Disclaimer, I've never bothered with a protein rest, but have thought about including one on some of my wheat-heavy brews, so thought I would throw my theory out and see if it makes sense to anyone else.
Since I can't help but try to figure out the science behind things, I was trying to remember what the actual enzymes were that the protein rest is meant to activate, so I went back to John Palmer to see what he said
(apologies if this has been updated in the newer versions, I don't have mine in front of me).

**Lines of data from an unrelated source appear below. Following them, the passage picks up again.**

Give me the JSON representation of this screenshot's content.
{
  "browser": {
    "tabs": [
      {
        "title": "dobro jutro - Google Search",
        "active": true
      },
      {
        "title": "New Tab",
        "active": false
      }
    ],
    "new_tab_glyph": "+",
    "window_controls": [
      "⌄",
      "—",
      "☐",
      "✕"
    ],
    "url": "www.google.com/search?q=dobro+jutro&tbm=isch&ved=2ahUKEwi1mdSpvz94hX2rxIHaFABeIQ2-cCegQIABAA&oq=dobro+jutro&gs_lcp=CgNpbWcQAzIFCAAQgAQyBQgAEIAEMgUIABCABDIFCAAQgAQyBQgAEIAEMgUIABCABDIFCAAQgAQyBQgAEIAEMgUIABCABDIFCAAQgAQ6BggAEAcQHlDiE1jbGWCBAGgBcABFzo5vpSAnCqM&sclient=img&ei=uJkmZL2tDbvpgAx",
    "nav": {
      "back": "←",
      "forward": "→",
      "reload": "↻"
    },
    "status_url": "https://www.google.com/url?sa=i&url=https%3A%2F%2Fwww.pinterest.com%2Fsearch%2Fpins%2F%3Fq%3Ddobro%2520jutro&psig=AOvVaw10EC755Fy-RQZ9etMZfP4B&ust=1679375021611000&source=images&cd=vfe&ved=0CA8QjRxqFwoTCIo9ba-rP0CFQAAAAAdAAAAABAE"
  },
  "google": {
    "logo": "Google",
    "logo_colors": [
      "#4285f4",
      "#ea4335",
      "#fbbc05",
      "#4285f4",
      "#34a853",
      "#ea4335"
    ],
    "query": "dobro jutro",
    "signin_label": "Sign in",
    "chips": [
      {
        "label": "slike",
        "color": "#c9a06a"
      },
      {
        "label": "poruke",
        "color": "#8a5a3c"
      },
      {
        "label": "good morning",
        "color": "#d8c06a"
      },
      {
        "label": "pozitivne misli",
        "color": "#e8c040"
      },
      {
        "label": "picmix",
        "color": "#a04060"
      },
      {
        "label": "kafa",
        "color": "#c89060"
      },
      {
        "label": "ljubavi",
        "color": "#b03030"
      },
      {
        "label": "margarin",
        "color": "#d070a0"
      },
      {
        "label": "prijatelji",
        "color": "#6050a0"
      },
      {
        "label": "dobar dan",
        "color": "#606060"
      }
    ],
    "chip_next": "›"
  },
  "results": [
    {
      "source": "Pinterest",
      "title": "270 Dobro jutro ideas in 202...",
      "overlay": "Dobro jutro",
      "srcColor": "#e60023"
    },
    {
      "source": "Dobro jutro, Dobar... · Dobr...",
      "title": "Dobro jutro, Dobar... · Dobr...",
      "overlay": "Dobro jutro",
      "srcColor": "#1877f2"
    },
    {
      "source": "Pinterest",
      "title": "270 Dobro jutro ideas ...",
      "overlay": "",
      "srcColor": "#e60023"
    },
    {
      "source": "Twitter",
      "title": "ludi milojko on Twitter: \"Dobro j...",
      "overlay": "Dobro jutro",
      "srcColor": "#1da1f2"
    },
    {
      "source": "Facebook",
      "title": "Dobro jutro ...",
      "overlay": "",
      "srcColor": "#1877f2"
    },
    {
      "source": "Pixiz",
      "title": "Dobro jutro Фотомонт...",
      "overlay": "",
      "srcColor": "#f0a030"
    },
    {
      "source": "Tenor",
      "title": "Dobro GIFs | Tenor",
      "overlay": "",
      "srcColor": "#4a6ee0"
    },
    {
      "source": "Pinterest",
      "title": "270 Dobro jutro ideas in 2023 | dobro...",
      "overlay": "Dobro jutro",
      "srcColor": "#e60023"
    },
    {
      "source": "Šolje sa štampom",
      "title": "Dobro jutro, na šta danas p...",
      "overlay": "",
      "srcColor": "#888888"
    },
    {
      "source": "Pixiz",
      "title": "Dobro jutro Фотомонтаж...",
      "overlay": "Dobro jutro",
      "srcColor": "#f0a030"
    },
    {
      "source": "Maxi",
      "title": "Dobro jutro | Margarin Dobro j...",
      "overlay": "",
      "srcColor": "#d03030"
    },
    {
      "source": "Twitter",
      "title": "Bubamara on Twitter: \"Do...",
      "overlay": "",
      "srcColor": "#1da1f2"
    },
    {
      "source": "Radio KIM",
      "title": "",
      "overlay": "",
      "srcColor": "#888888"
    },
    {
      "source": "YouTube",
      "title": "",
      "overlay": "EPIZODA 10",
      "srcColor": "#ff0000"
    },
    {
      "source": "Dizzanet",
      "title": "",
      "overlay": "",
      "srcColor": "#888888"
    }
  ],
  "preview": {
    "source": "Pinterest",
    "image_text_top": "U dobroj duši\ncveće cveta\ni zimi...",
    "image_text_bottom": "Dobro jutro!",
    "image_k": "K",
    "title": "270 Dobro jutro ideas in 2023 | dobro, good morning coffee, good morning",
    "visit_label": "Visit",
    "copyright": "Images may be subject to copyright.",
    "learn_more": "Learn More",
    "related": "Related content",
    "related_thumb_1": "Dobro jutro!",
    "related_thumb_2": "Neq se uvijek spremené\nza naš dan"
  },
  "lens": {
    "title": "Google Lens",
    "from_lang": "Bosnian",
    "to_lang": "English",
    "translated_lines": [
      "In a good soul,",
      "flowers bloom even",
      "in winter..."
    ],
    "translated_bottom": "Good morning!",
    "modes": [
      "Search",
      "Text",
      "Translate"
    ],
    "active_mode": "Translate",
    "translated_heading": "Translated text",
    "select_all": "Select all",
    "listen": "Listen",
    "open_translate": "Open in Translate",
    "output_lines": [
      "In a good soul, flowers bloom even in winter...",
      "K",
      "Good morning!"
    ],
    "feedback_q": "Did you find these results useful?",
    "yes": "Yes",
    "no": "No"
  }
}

If he's correct, there are actually two groups of enzymes active at typical protein rest temps. The first concern the proteases that will help to break down proteins in under-modified malt. These proteins weren't fully broken down during malting, so cutting them into smaller pieces will facilitate the release of starch from the grain. This will also help to cut down on soluble proteins in the wort, which can help if you get chill haze, but if you go too far you can start to diminish the body of the beer.
The second set of enzymes are the beta-glucanases that ASantiago mentioned that will break up the larger starches present in wheat and oats into smaller pieces so that you can avoid problems like stuck sparges. This would also presumably release easier substrates for the amylase enzymes. He even mentions the possibility of aiming on the lower end of the "protein rest" (~100-110F) if you want to avoid the protease activity.
So here's my thought, check and see if it makes any sense.
1. If I was using flaked/raw/rolled wheat or oats (since not malted, would fall under the under-modified category) a typical protein rest around 120-130 would be a good call, both to break down some of the proteins and to break down some of the gummy starches.
2. If I was using malted wheat or oats (not sure about rye?) I could assume that so long as it wasn't under-modified a protein rest probably isn't necessary. However, a short protein rest, or even a short rest below protein temps (100-110) might help to break down some of the starches, especially if I was having stuck sparge problems.
3. If I wasn't using any or very little wheat or oats, the protein rest might not give any appreciable benefit unless I was also having trouble with another factor, like chill haze.
Sorry for the long post, but does any of that makes sense?